Lorsqu’Hélène se jette dans les bras de Chloé, elle chasse tout le désarroi et la tristesse qui se trouve en l’autre. Une onde de choc se propage autour d’elles et le blast atteint Noëlle qui, dans sa chambre à califourchon en train de s’affairer sur monsieur le maire, perd l’équilibre et tombe du lit :

  • Bordel c’était quoi ça ?

et le maire de répondre :

  • Tu as joui ?

Elle regarde par la fenêtre et les voit pleurer l'une dans l'autre et répond machinalement à son homme :

  • Oui, mon amour, tu m'as envoyé au septième ciel tellement fort que je me suis cogné contre les étoiles de mon plaisir et j'ai perdu l'équilibre sous la puissance de ta poutre d'amour en moi que j'ai sentie vibrer comme un marteau piqueur de bonheur.
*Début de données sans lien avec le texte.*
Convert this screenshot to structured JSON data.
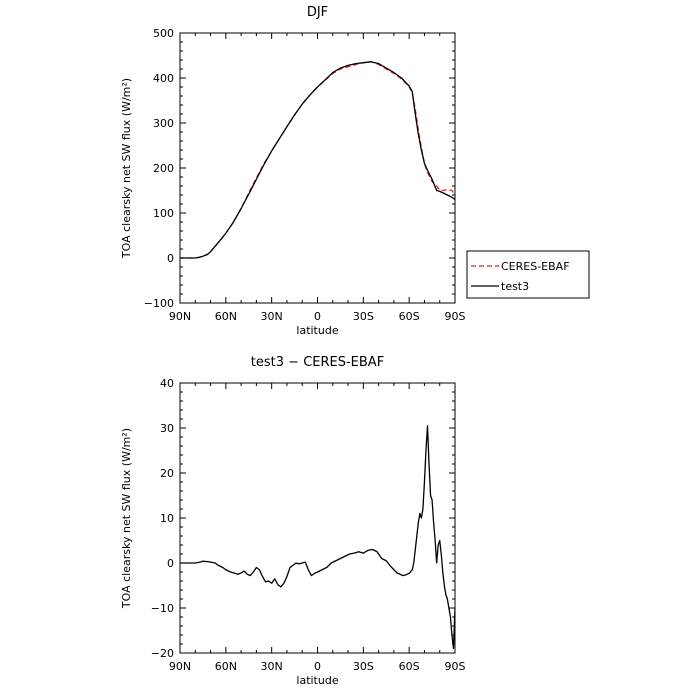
{
  "chart_data": [
    {
      "type": "line",
      "title": "DJF",
      "xlabel": "latitude",
      "ylabel": "TOA clearsky net SW flux (W/m²)",
      "xlim": [
        -90,
        90
      ],
      "ylim": [
        -100,
        500
      ],
      "x_tick_values": [
        -90,
        -60,
        -30,
        0,
        30,
        60,
        90
      ],
      "x_tick_labels": [
        "90N",
        "60N",
        "30N",
        "0",
        "30S",
        "60S",
        "90S"
      ],
      "y_tick_values": [
        -100,
        0,
        100,
        200,
        300,
        400,
        500
      ],
      "y_tick_labels": [
        "−100",
        "0",
        "100",
        "200",
        "300",
        "400",
        "500"
      ],
      "grid": false,
      "legend_position": "right-outside",
      "series": [
        {
          "name": "CERES-EBAF",
          "color": "#e8191d",
          "dash": "dashed",
          "x": [
            -90,
            -85,
            -80,
            -77,
            -75,
            -72,
            -70,
            -68,
            -65,
            -60,
            -55,
            -50,
            -45,
            -40,
            -35,
            -30,
            -25,
            -20,
            -15,
            -10,
            -5,
            0,
            5,
            10,
            15,
            20,
            25,
            30,
            35,
            40,
            45,
            50,
            55,
            60,
            62,
            64,
            66,
            68,
            70,
            72,
            75,
            78,
            80,
            82,
            85,
            88,
            90
          ],
          "y": [
            0,
            0,
            0,
            2,
            4,
            8,
            14,
            22,
            34,
            55,
            80,
            110,
            145,
            178,
            210,
            238,
            265,
            292,
            318,
            342,
            362,
            380,
            395,
            410,
            420,
            425,
            430,
            434,
            436,
            430,
            420,
            410,
            398,
            380,
            368,
            330,
            285,
            245,
            210,
            190,
            170,
            160,
            150,
            150,
            152,
            150,
            140
          ]
        },
        {
          "name": "test3",
          "color": "#000000",
          "dash": "solid",
          "x": [
            -90,
            -85,
            -80,
            -77,
            -75,
            -72,
            -70,
            -68,
            -65,
            -60,
            -55,
            -50,
            -45,
            -40,
            -35,
            -30,
            -25,
            -20,
            -15,
            -10,
            -5,
            0,
            5,
            10,
            15,
            20,
            25,
            30,
            35,
            40,
            45,
            50,
            55,
            60,
            62,
            64,
            66,
            68,
            70,
            72,
            75,
            78,
            80,
            82,
            85,
            88,
            90
          ],
          "y": [
            0,
            0,
            0,
            2,
            4,
            8,
            14,
            22,
            34,
            55,
            80,
            110,
            142,
            175,
            208,
            238,
            265,
            292,
            318,
            342,
            362,
            380,
            396,
            412,
            422,
            428,
            432,
            434,
            436,
            432,
            422,
            412,
            400,
            382,
            370,
            320,
            275,
            240,
            210,
            195,
            175,
            150,
            148,
            145,
            140,
            135,
            130
          ]
        }
      ]
    },
    {
      "type": "line",
      "title": "test3 − CERES-EBAF",
      "xlabel": "latitude",
      "ylabel": "TOA clearsky net SW flux (W/m²)",
      "xlim": [
        -90,
        90
      ],
      "ylim": [
        -20,
        40
      ],
      "x_tick_values": [
        -90,
        -60,
        -30,
        0,
        30,
        60,
        90
      ],
      "x_tick_labels": [
        "90N",
        "60N",
        "30N",
        "0",
        "30S",
        "60S",
        "90S"
      ],
      "y_tick_values": [
        -20,
        -10,
        0,
        10,
        20,
        30,
        40
      ],
      "y_tick_labels": [
        "−20",
        "−10",
        "0",
        "10",
        "20",
        "30",
        "40"
      ],
      "grid": false,
      "series": [
        {
          "color": "#000000",
          "dash": "solid",
          "x": [
            -90,
            -80,
            -77,
            -75,
            -72,
            -70,
            -67,
            -65,
            -62,
            -60,
            -57,
            -55,
            -52,
            -50,
            -48,
            -46,
            -44,
            -42,
            -40,
            -38,
            -36,
            -34,
            -32,
            -30,
            -28,
            -26,
            -24,
            -22,
            -20,
            -18,
            -16,
            -14,
            -12,
            -10,
            -8,
            -6,
            -4,
            -2,
            0,
            3,
            6,
            9,
            12,
            15,
            18,
            21,
            24,
            27,
            30,
            33,
            36,
            39,
            42,
            45,
            48,
            50,
            52,
            54,
            56,
            58,
            60,
            62,
            63,
            64,
            65,
            66,
            67,
            68,
            69,
            70,
            71,
            72,
            73,
            74,
            75,
            76,
            77,
            78,
            79,
            80,
            81,
            82,
            83,
            84,
            85,
            86,
            87,
            88,
            89,
            90
          ],
          "y": [
            0,
            0,
            0.2,
            0.4,
            0.3,
            0.2,
            0,
            -0.5,
            -1,
            -1.5,
            -2,
            -2.2,
            -2.5,
            -2.2,
            -1.8,
            -2.5,
            -2.8,
            -2,
            -1,
            -1.5,
            -3,
            -4.2,
            -4,
            -4.5,
            -3.5,
            -4.8,
            -5.3,
            -4.5,
            -3,
            -1,
            -0.5,
            0,
            -0.2,
            0,
            0.2,
            -1.5,
            -2.8,
            -2.3,
            -2,
            -1.5,
            -1,
            0,
            0.5,
            1,
            1.5,
            2,
            2.2,
            2.5,
            2.2,
            2.8,
            3,
            2.5,
            1,
            0.5,
            -0.8,
            -1.5,
            -2.2,
            -2.5,
            -2.8,
            -2.6,
            -2.3,
            -1.5,
            0,
            3,
            6,
            9,
            11,
            10,
            12,
            18,
            25,
            30.5,
            22,
            15,
            14,
            9,
            5,
            0,
            4,
            5,
            2,
            -2,
            -5,
            -7,
            -8,
            -10,
            -12,
            -16,
            -19,
            -10
          ]
        }
      ]
    }
  ]
}
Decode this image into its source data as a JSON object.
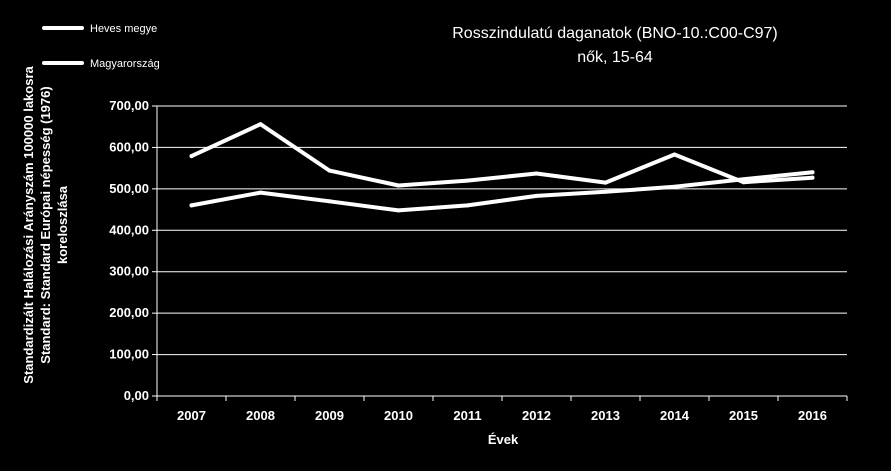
{
  "chart_data": {
    "type": "line",
    "title": "Rosszindulatú daganatok  (BNO-10.:C00-C97)",
    "subtitle": "nők, 15-64",
    "xlabel": "Évek",
    "ylabel_lines": [
      "Standardizált Halálozási Arányszám  100000 lakosra",
      "Standard: Standard Európai népesség (1976)",
      "koreloszlása"
    ],
    "categories": [
      "2007",
      "2008",
      "2009",
      "2010",
      "2011",
      "2012",
      "2013",
      "2014",
      "2015",
      "2016"
    ],
    "ylim": [
      0,
      700
    ],
    "yticks": [
      0,
      100,
      200,
      300,
      400,
      500,
      600,
      700
    ],
    "ytick_labels": [
      "0,00",
      "100,00",
      "200,00",
      "300,00",
      "400,00",
      "500,00",
      "600,00",
      "700,00"
    ],
    "grid": true,
    "legend_position": "top-left",
    "series": [
      {
        "name": "Heves megye",
        "values": [
          579,
          656,
          544,
          508,
          520,
          537,
          515,
          583,
          516,
          527
        ],
        "color": "#ffffff"
      },
      {
        "name": "Magyarország",
        "values": [
          460,
          491,
          470,
          448,
          460,
          483,
          493,
          505,
          523,
          540
        ],
        "color": "#ffffff"
      }
    ],
    "colors": {
      "background": "#000000",
      "line": "#ffffff",
      "grid": "#ffffff"
    }
  }
}
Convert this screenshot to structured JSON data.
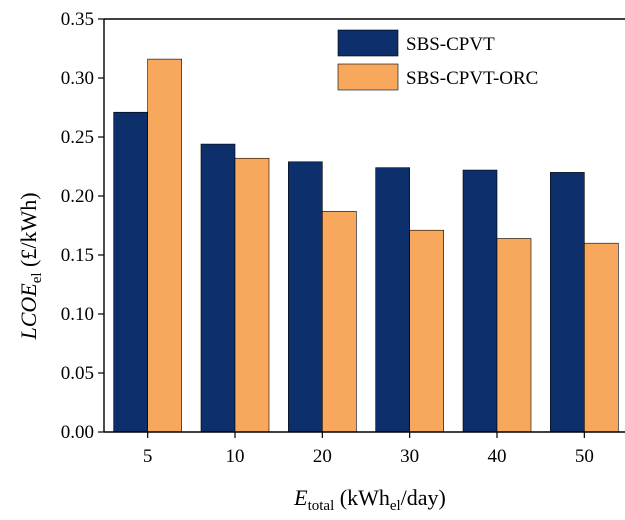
{
  "chart_data": {
    "type": "bar",
    "categories": [
      "5",
      "10",
      "20",
      "30",
      "40",
      "50"
    ],
    "series": [
      {
        "name": "SBS-CPVT",
        "color": "#0d2f6b",
        "values": [
          0.271,
          0.244,
          0.229,
          0.224,
          0.222,
          0.22
        ]
      },
      {
        "name": "SBS-CPVT-ORC",
        "color": "#f8a85c",
        "values": [
          0.316,
          0.232,
          0.187,
          0.171,
          0.164,
          0.16
        ]
      }
    ],
    "xlabel": {
      "main": "E",
      "sub": "total",
      "rest": " (kWh",
      "sub2": "el",
      "rest2": "/day)"
    },
    "ylabel": {
      "main": "LCOE",
      "sub": "el",
      "rest": " (£/kWh)"
    },
    "ylim": [
      0,
      0.35
    ],
    "yticks": [
      "0.00",
      "0.05",
      "0.10",
      "0.15",
      "0.20",
      "0.25",
      "0.30",
      "0.35"
    ],
    "grid": false,
    "legend_position": "top-right"
  }
}
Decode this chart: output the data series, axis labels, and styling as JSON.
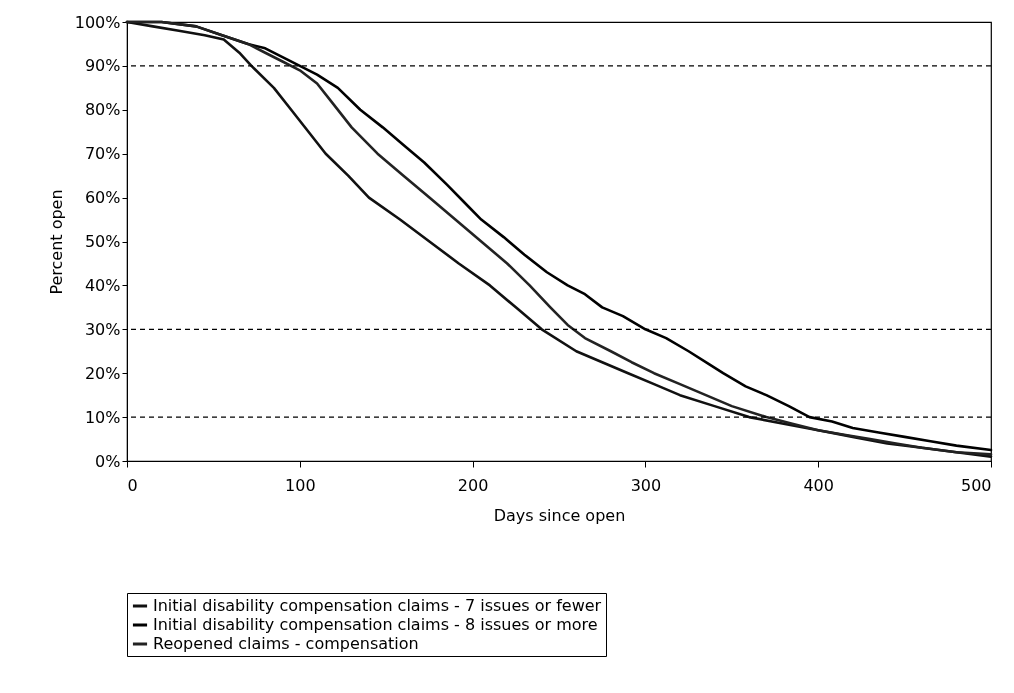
{
  "chart_data": {
    "type": "line",
    "xlabel": "Days since open",
    "ylabel": "Percent open",
    "xlim": [
      0,
      500
    ],
    "xticks": [
      0,
      100,
      200,
      300,
      400,
      500
    ],
    "ylim": [
      0,
      100
    ],
    "yticks": [
      {
        "value": 0,
        "label": "0%"
      },
      {
        "value": 10,
        "label": "10%"
      },
      {
        "value": 20,
        "label": "20%"
      },
      {
        "value": 30,
        "label": "30%"
      },
      {
        "value": 40,
        "label": "40%"
      },
      {
        "value": 50,
        "label": "50%"
      },
      {
        "value": 60,
        "label": "60%"
      },
      {
        "value": 70,
        "label": "70%"
      },
      {
        "value": 80,
        "label": "80%"
      },
      {
        "value": 90,
        "label": "90%"
      },
      {
        "value": 100,
        "label": "100%"
      }
    ],
    "legend": "bottom",
    "grid": false,
    "marker": "none",
    "line_style": "solid",
    "ref_lines": [
      {
        "axis": "y",
        "value": 90,
        "line_style": "dashed",
        "color": "#000000"
      },
      {
        "axis": "y",
        "value": 30,
        "line_style": "dashed",
        "color": "#000000"
      },
      {
        "axis": "y",
        "value": 10,
        "line_style": "dashed",
        "color": "#000000"
      }
    ],
    "series": [
      {
        "name": "Initial disability compensation claims - 7 issues or fewer",
        "color": "#111111",
        "x": [
          0,
          15,
          30,
          45,
          56,
          65,
          72,
          85,
          95,
          105,
          115,
          128,
          140,
          158,
          175,
          192,
          210,
          225,
          240,
          260,
          275,
          290,
          305,
          320,
          340,
          360,
          380,
          400,
          420,
          440,
          460,
          480,
          500
        ],
        "values": [
          100,
          99,
          98,
          97,
          96,
          93,
          90,
          85,
          80,
          75,
          70,
          65,
          60,
          55,
          50,
          45,
          40,
          35,
          30,
          25,
          22.5,
          20,
          17.5,
          15,
          12.5,
          10,
          8.5,
          7,
          5.5,
          4,
          3,
          2,
          1
        ]
      },
      {
        "name": "Initial disability compensation claims - 8 issues or more",
        "color": "#000000",
        "x": [
          0,
          20,
          40,
          55,
          70,
          80,
          90,
          100,
          110,
          122,
          135,
          148,
          160,
          172,
          185,
          195,
          205,
          218,
          230,
          243,
          255,
          265,
          275,
          287,
          300,
          312,
          325,
          337,
          345,
          358,
          370,
          383,
          395,
          408,
          420,
          435,
          450,
          465,
          480,
          500
        ],
        "values": [
          100,
          100,
          99,
          97,
          95,
          94,
          92,
          90,
          88,
          85,
          80,
          76,
          72,
          68,
          63,
          59,
          55,
          51,
          47,
          43,
          40,
          38,
          35,
          33,
          30,
          28,
          25,
          22,
          20,
          17,
          15,
          12.5,
          10,
          9,
          7.5,
          6.5,
          5.5,
          4.5,
          3.5,
          2.5
        ]
      },
      {
        "name": "Reopened claims - compensation",
        "color": "#222222",
        "x": [
          0,
          20,
          40,
          55,
          70,
          80,
          90,
          100,
          110,
          120,
          130,
          145,
          160,
          175,
          190,
          205,
          220,
          233,
          245,
          255,
          265,
          280,
          292,
          305,
          320,
          335,
          350,
          370,
          385,
          400,
          415,
          430,
          445,
          460,
          480,
          500
        ],
        "values": [
          100,
          100,
          99,
          97,
          95,
          93,
          91,
          89,
          86,
          81,
          76,
          70,
          65,
          60,
          55,
          50,
          45,
          40,
          35,
          31,
          28,
          25,
          22.5,
          20,
          17.5,
          15,
          12.5,
          10,
          8.5,
          7,
          6,
          5,
          4,
          3,
          2,
          1.5
        ]
      }
    ]
  }
}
Je vois arriver Noëlle qui attache sa robe avant de nous enlacer toutes les deux en essayant de consoler la pauvre petite chose qui fond dans mes bras. Elle demande :

  • Ça va aller les filles ? Il ne faut pas être triste comme ça. Tout va bien se passer. On va y arriver. On va aller de l'avant. On va de l'avant ! Fini les pleurs, on a des hommes à rendre heureux, d'autres à qui pardonner. Que dis-je ? On les rend heureux. On leur pardonne. On les aime.

Maintenant je me sens vraiment dans la famille, dans le clan, à tout partager, en toute confiance, à consoler, à se faire consoler. La consolation. Simple et puissante. Efficace. Le maire nous observe. Il se demande ce qu'il se passe.